Varimax PCs capture rat hepatic cell identity signatures and strain-specific differences
(A) Bar plot representing the feature importance scores (mean decrease Gini impurity) of the top 20 features (varimax factors) of the random forest model trained to predict the strain attributes of the rat hepatic cells. Varimax PC5 and 15 are the most informative features to differentiate cells of each strain from another, which indicates the two factors have captured strain-related variations within the map.
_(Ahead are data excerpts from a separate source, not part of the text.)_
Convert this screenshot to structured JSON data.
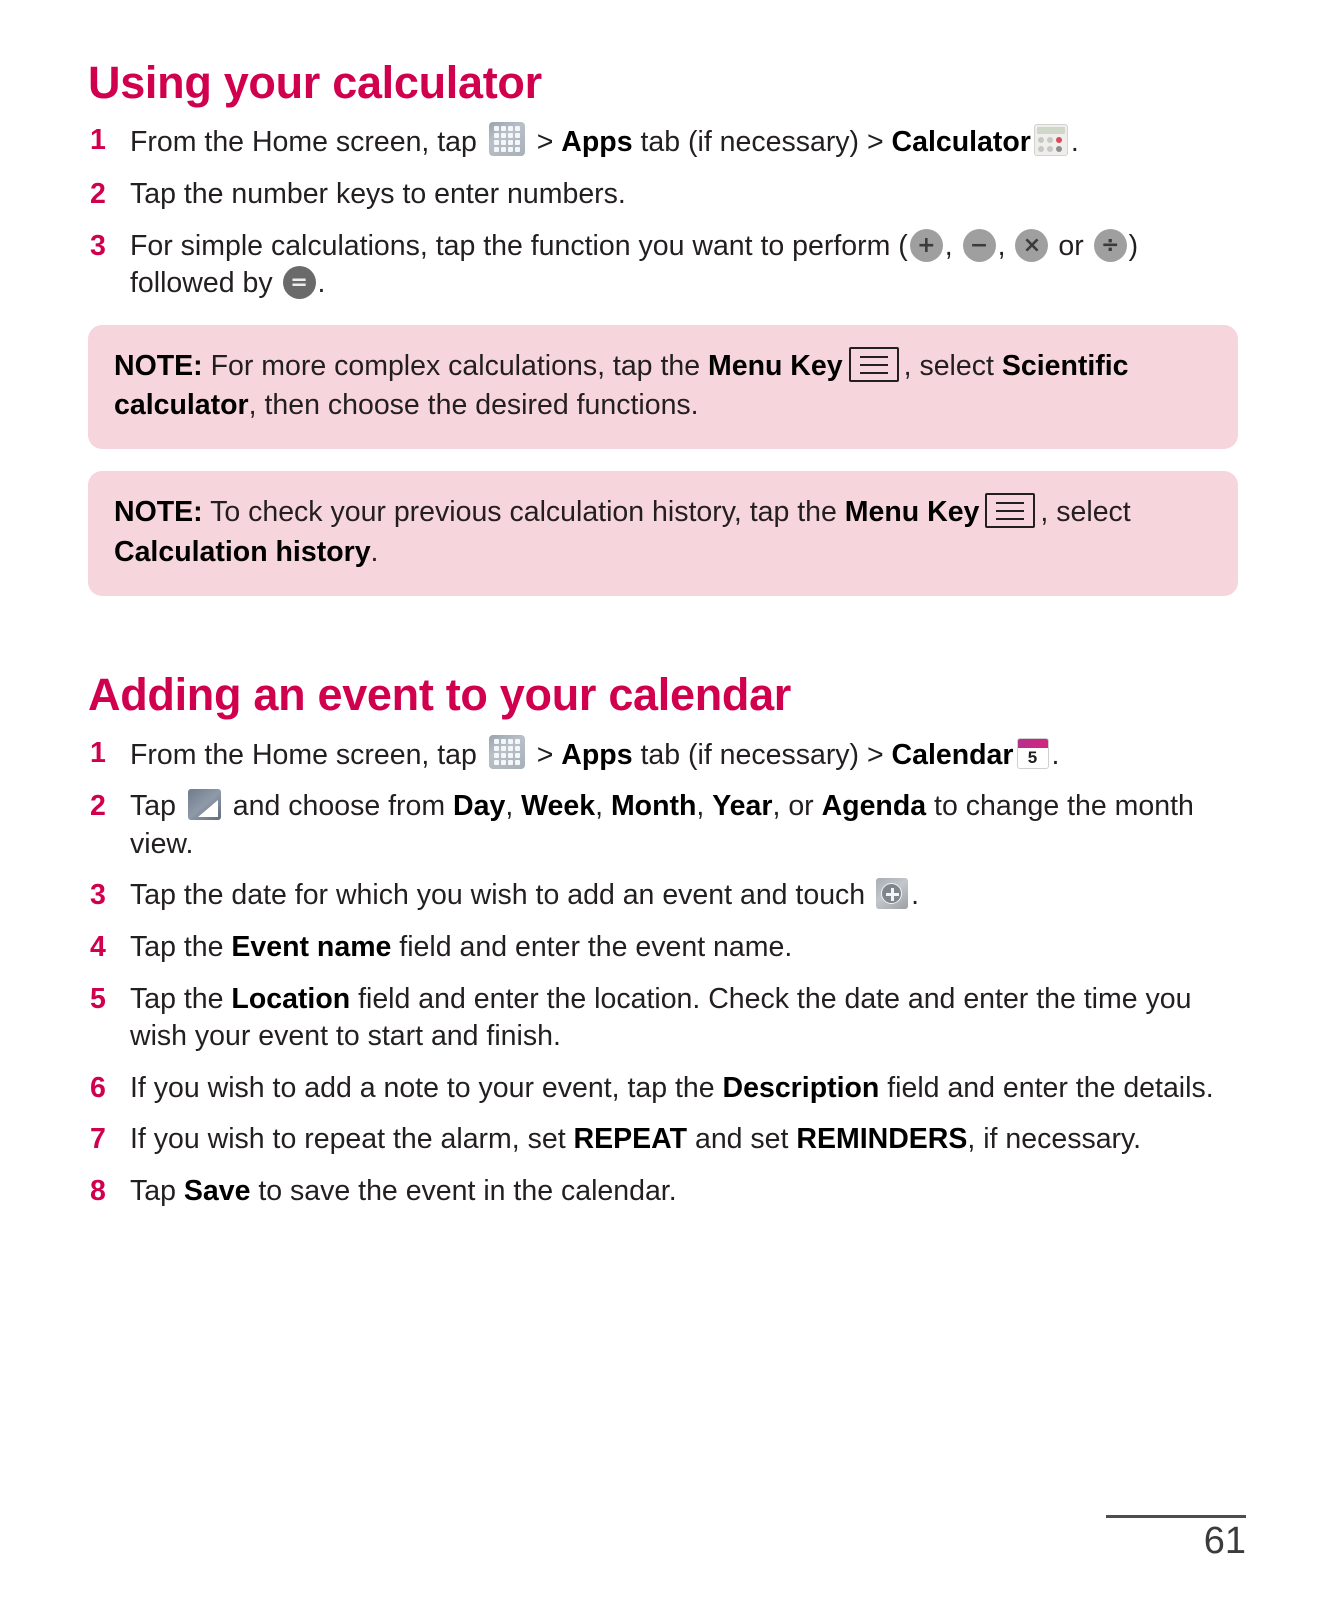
{
  "page": {
    "number": "61"
  },
  "sections": [
    {
      "id": "calculator",
      "title": "Using your calculator",
      "steps": [
        {
          "num": "1",
          "parts": [
            {
              "t": "text",
              "v": "From the Home screen, tap "
            },
            {
              "t": "icon",
              "v": "apps-grid-icon"
            },
            {
              "t": "text",
              "v": " > "
            },
            {
              "t": "bold",
              "v": "Apps"
            },
            {
              "t": "text",
              "v": " tab (if necessary) > "
            },
            {
              "t": "bold",
              "v": "Calculator"
            },
            {
              "t": "icon",
              "v": "calculator-app-icon"
            },
            {
              "t": "text",
              "v": "."
            }
          ]
        },
        {
          "num": "2",
          "parts": [
            {
              "t": "text",
              "v": "Tap the number keys to enter numbers."
            }
          ]
        },
        {
          "num": "3",
          "parts": [
            {
              "t": "text",
              "v": "For simple calculations, tap the function you want to perform ("
            },
            {
              "t": "icon",
              "v": "plus-button-icon"
            },
            {
              "t": "text",
              "v": ", "
            },
            {
              "t": "icon",
              "v": "minus-button-icon"
            },
            {
              "t": "text",
              "v": ", "
            },
            {
              "t": "icon",
              "v": "multiply-button-icon"
            },
            {
              "t": "text",
              "v": " or "
            },
            {
              "t": "icon",
              "v": "divide-button-icon"
            },
            {
              "t": "text",
              "v": ") followed by "
            },
            {
              "t": "icon",
              "v": "equals-button-icon"
            },
            {
              "t": "text",
              "v": "."
            }
          ]
        }
      ],
      "notes": [
        {
          "label": "NOTE:",
          "parts": [
            {
              "t": "text",
              "v": " For more complex calculations, tap the "
            },
            {
              "t": "bold",
              "v": "Menu Key"
            },
            {
              "t": "icon",
              "v": "menu-key-icon"
            },
            {
              "t": "text",
              "v": ", select "
            },
            {
              "t": "bold",
              "v": "Scientific calculator"
            },
            {
              "t": "text",
              "v": ", then choose the desired functions."
            }
          ]
        },
        {
          "label": "NOTE:",
          "parts": [
            {
              "t": "text",
              "v": " To check your previous calculation history, tap the "
            },
            {
              "t": "bold",
              "v": "Menu Key"
            },
            {
              "t": "icon",
              "v": "menu-key-icon"
            },
            {
              "t": "text",
              "v": ", select "
            },
            {
              "t": "bold",
              "v": "Calculation history"
            },
            {
              "t": "text",
              "v": "."
            }
          ]
        }
      ]
    },
    {
      "id": "calendar",
      "title": "Adding an event to your calendar",
      "steps": [
        {
          "num": "1",
          "parts": [
            {
              "t": "text",
              "v": "From the Home screen, tap "
            },
            {
              "t": "icon",
              "v": "apps-grid-icon"
            },
            {
              "t": "text",
              "v": " > "
            },
            {
              "t": "bold",
              "v": "Apps"
            },
            {
              "t": "text",
              "v": " tab (if necessary) > "
            },
            {
              "t": "bold",
              "v": "Calendar"
            },
            {
              "t": "icon",
              "v": "calendar-app-icon"
            },
            {
              "t": "text",
              "v": "."
            }
          ]
        },
        {
          "num": "2",
          "parts": [
            {
              "t": "text",
              "v": "Tap "
            },
            {
              "t": "icon",
              "v": "calendar-view-switch-icon"
            },
            {
              "t": "text",
              "v": " and choose from "
            },
            {
              "t": "bold",
              "v": "Day"
            },
            {
              "t": "text",
              "v": ", "
            },
            {
              "t": "bold",
              "v": "Week"
            },
            {
              "t": "text",
              "v": ", "
            },
            {
              "t": "bold",
              "v": "Month"
            },
            {
              "t": "text",
              "v": ", "
            },
            {
              "t": "bold",
              "v": "Year"
            },
            {
              "t": "text",
              "v": ", or "
            },
            {
              "t": "bold",
              "v": "Agenda"
            },
            {
              "t": "text",
              "v": " to change the month view."
            }
          ]
        },
        {
          "num": "3",
          "parts": [
            {
              "t": "text",
              "v": "Tap the date for which you wish to add an event and touch "
            },
            {
              "t": "icon",
              "v": "add-event-icon"
            },
            {
              "t": "text",
              "v": "."
            }
          ]
        },
        {
          "num": "4",
          "parts": [
            {
              "t": "text",
              "v": "Tap the "
            },
            {
              "t": "bold",
              "v": "Event name"
            },
            {
              "t": "text",
              "v": " field and enter the event name."
            }
          ]
        },
        {
          "num": "5",
          "parts": [
            {
              "t": "text",
              "v": "Tap the "
            },
            {
              "t": "bold",
              "v": "Location"
            },
            {
              "t": "text",
              "v": " field and enter the location. Check the date and enter the time you wish your event to start and finish."
            }
          ]
        },
        {
          "num": "6",
          "parts": [
            {
              "t": "text",
              "v": "If you wish to add a note to your event, tap the "
            },
            {
              "t": "bold",
              "v": "Description"
            },
            {
              "t": "text",
              "v": " field and enter the details."
            }
          ]
        },
        {
          "num": "7",
          "parts": [
            {
              "t": "text",
              "v": "If you wish to repeat the alarm, set "
            },
            {
              "t": "bold",
              "v": "REPEAT"
            },
            {
              "t": "text",
              "v": " and set "
            },
            {
              "t": "bold",
              "v": "REMINDERS"
            },
            {
              "t": "text",
              "v": ", if necessary."
            }
          ]
        },
        {
          "num": "8",
          "parts": [
            {
              "t": "text",
              "v": "Tap "
            },
            {
              "t": "bold",
              "v": "Save"
            },
            {
              "t": "text",
              "v": " to save the event in the calendar."
            }
          ]
        }
      ],
      "notes": []
    }
  ],
  "icons": {
    "calendar-app-icon": {
      "day_label": "5"
    },
    "plus-button-icon": {
      "glyph": "+"
    },
    "minus-button-icon": {
      "glyph": "−"
    },
    "multiply-button-icon": {
      "glyph": "×"
    },
    "divide-button-icon": {
      "glyph": "÷"
    },
    "equals-button-icon": {
      "glyph": "="
    }
  },
  "colors": {
    "heading": "#D1004F",
    "step_number": "#D1004F",
    "note_background": "#F7D5DC",
    "body_text": "#231F20"
  }
}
(B) A correlation heatmap between the average gene expression of each cluster and the loading scores of varimax factors (capturing the contribution of all genes to a factor). Columns are varimax factors and rows are cell populations. Each cell-type cluster is defined by key marker genes, and dark red or blue indicates that the expression of a marker gene set is positively or negatively correlated, respectively, with a particular varimax factor. A high absolute correlation value indicates a match between a varimax factor and a cell-type cluster.
(C) The projection of cells over varimax-1 and 5 indicates that the cells from each strain form distinct clusters over varimax-5.
(D) Boxplot indicating the distribution of varimax-5 score over each strain. Cells from DA and LEW strains represent significantly different varimax-5 scores (Wilcoxon-test p value <2.2e-16), indicating that varimax-5 has captured strain differences.
(E) The top 10 genes on the top (left table) and bottom (right table) of the varimax-5 loading list mainly contain known hepatocyte markers, indicating that varimax-5 has captured hepatocyte-specific strain differences. Genes with high positive scores (left table) are associated with the DA strain and genes indicating negative loading scores (right table) are LEW-related. The absolute loading scores indicate the contribution of each gene to the corresponding factor.
(F) Projection of cells over varimax-1 and 15 indicates that a population of cells from each strain (dotted lines) forms distinct clusters over varimax-15. Annotation of the selected cells indicates that they are mainly from the Marco+ myeloid cluster 5.
(G) Boxplot indicating the distribution of hepatic cells based on strain over varimax-15. (Wilcoxon-test p value <2.2e-16). The outlier data points (dotted lines) are mainly myeloid cells.
(H) The top 10 genes with positive (right table) and negative (left table) varimax-15 loading scores are immune-response related. Genes with positive scores (right table) are associated with the LEW strain, and genes indicating negative loading values (left table) are DA related. The absolute loading scores indicate the contribution of each gene to the corresponding factor.
(I) Expression pattern of known myeloid marker genes Marco, Vsig4, Cd68, and Lyz2 over UMAP. Dark green represents high expression values. The distribution of general myeloid markers (Cd68, Vsig4) and non-inflammatory myeloid marker (Marco) is consistent with the varimax-15 distribution (Figure 2J).
(J) The UMAP projection of cells colored based on the varimax-15 score shows the enrichment of varimax-15 over Marco+ myeloid population (cluster 5). Darker colors represent higher values of varimax-15 scores. Data are represented as mean ± SEM with each dot representing a single cell. Corrcoef.: correlation coefficient, Var: varimax PC. varimax PCs are referred to as PCs within the main text.